王子たちの戦い【征服王メフメト2世(4)】小笠原弘幸

およそ600年という史上まれに見る長期間、繁栄を誇ったイスラムの盟主「オスマン帝国」。前代未聞の大帝国を築いたのはどんな人物たちだったのか。
ベストセラー『オスマン帝国』(中公新書)の著者小笠原弘幸氏が、トルコ・中東工科大学に渡り、最新研究をもとにオスマン帝国の傑物10人を考察する新連載。1人目は、中世に終止符を打った稀代の征服王・メフメト2世です。

(写真:iStock.com/PocholoCalapre)

*   *   *

征服王の王子たち

メフメト二世の王子たちのうち、成人したのはバヤズィト、ムスタファ、ジェムの三王子である。母はそれぞれ異なり、母たちの出自は、やはりみな奴隷であった。

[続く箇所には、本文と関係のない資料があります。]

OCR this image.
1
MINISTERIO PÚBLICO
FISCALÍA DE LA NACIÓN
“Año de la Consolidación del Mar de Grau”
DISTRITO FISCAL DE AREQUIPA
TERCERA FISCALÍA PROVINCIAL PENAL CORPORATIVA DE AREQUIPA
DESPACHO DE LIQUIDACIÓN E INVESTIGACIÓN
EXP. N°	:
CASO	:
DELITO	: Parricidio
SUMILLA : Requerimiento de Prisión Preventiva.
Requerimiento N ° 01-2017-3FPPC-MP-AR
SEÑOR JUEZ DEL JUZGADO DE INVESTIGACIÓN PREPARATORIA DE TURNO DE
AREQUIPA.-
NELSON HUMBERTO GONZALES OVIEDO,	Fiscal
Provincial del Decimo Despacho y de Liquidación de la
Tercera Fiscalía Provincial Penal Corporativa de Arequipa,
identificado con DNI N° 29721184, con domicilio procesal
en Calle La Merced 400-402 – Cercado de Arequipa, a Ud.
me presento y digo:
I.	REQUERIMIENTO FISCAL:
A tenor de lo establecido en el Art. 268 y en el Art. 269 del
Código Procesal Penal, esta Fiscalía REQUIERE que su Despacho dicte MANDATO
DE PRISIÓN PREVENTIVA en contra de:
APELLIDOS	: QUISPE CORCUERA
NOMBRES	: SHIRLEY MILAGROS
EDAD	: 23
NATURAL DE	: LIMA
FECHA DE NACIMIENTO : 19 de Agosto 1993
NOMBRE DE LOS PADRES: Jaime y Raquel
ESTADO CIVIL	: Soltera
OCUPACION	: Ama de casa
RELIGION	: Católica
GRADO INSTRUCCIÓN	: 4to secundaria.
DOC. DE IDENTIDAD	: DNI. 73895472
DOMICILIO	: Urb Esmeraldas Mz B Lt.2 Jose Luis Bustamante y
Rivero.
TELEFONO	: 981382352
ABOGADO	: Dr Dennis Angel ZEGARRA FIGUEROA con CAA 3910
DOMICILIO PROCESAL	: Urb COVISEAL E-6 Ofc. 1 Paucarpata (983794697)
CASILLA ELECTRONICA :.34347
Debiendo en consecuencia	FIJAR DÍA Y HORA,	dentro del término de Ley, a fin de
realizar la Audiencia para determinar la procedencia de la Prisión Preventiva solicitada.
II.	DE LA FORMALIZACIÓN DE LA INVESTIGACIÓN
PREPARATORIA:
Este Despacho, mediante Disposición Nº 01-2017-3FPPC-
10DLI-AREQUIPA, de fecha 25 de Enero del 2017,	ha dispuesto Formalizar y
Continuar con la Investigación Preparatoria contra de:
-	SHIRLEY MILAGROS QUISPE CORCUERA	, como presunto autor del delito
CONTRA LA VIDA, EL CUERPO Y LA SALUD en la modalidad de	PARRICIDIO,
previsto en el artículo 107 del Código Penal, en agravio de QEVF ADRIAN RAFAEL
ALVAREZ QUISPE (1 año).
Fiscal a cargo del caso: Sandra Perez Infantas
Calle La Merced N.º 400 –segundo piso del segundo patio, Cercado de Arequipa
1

メフメトは、正式に結婚した后がいた。王子時代に結婚した、アナトリア南東部を支配するドゥルカドゥル侯国の王女スィッティである。彼女との結婚に際しては、贅を凝らした祝宴が催され、近隣諸国からは使節が招かれた。しかし、この婚姻はメフメトにとって、政略結婚以上の何物でもなかったようである。コンスタンティノポリスを征服して宮廷がエディルネからイスタンブルに移ったのちも、スィッティはエディルネに留めおかれ、1467年に亡くなっている。

三人の王子のうち、メフメト二世がもっとも目をかけていたのはムスタファであったが、彼は1474年、任地のコンヤで病に倒れた。メフメト二世は自らのユダヤ人侍医を送ったものの、ムスタファは回復せず病死した。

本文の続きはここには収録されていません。